Streamers including Netflix and Disney refuse to divulge audience viewing figures, fearing stars and screenwriters might demand higher pay for hit shows.
AI also has writers and actors worried. The studios recently asked for a deal allowing them to scan the likeness of background actors and use their image in perpetuity – for just one day’s pay.
Writers too fear being replaced by AI algorithms.
Yet the demand for increased wages comes as movie production costs have risen while ticket sales remain sluggish. Mission: Impossible 7, Indiana Jones And The Dial of Destiny and The Flash all disappointed at this summer’s US box office.
Streaming services are now making widespread redundancies and cutting costs after hefty losses, just as actors and writers are demanding more pay.

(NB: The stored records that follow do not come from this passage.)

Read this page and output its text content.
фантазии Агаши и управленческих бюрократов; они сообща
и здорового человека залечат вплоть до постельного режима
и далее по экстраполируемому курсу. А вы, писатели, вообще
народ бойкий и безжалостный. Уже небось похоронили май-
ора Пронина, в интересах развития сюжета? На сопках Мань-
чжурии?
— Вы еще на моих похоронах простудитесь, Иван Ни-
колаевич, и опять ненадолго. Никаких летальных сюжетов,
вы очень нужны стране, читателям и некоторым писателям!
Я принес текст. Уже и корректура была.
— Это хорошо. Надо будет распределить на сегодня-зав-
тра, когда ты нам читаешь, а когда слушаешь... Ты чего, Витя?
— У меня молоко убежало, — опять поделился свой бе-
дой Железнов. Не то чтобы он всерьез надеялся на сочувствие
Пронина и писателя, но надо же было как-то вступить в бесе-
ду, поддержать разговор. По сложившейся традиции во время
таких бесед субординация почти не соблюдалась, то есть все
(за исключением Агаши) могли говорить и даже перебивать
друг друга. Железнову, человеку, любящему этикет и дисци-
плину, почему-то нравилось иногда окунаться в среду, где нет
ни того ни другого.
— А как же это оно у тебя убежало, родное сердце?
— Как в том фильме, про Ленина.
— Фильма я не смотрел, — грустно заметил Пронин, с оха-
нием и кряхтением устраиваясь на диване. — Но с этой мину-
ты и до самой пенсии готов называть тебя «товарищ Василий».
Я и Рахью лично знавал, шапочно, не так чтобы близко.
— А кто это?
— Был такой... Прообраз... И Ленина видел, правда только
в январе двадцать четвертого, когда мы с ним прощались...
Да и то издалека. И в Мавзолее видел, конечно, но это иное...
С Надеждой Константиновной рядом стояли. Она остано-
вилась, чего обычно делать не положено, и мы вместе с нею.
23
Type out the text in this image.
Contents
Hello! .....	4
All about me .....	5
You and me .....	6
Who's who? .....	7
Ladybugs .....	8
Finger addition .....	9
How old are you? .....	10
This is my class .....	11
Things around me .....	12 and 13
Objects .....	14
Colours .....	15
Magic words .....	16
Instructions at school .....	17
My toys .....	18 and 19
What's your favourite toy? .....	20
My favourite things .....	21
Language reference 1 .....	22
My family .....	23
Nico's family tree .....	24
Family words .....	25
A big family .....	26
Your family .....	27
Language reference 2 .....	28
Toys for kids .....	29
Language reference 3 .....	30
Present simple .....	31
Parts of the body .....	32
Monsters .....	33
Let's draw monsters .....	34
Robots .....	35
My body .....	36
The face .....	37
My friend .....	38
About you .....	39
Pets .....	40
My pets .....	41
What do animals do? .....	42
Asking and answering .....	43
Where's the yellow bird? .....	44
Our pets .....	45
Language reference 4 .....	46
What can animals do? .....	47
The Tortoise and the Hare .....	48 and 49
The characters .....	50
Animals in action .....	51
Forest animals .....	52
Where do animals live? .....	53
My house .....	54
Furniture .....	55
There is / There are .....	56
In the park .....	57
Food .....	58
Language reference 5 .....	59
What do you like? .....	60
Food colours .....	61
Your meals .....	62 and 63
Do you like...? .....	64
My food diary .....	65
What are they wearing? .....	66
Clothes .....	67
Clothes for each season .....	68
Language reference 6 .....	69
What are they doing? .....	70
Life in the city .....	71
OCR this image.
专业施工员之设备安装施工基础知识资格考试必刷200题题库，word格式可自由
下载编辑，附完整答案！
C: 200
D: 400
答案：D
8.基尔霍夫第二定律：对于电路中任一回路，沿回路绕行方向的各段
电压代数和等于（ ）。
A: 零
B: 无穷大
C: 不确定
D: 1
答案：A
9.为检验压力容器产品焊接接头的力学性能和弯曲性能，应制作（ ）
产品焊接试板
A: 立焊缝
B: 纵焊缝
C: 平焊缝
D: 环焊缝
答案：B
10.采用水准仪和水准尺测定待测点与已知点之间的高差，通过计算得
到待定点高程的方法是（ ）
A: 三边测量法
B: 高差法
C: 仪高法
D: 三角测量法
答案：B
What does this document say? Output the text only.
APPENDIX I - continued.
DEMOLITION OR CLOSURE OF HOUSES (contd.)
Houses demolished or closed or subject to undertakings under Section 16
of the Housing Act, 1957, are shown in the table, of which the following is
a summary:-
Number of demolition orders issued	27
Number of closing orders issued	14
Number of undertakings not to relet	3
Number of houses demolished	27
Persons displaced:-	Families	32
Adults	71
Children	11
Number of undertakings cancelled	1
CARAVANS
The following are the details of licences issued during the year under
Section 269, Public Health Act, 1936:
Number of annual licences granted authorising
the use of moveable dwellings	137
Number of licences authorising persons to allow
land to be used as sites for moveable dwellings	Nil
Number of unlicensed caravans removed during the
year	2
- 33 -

Disney recently let go 7,000 staff, followed by Warner Bros and Paramount.
The two sides are far apart, struggling to find common ground for negotiation. The
studios have offered a five per cent wage increase – less than half what the actors demand. “Both sides seem dug in,” says industry analyst Matthew Harrigan. “It all comes down to who has the financial wherewithal to hold out the longest.”
HBO chief Casey Bloys admits: “It will be a lot of pain for everybody, for all sides.”
The long-term victims, however, may be the millions of lovers of film and TV.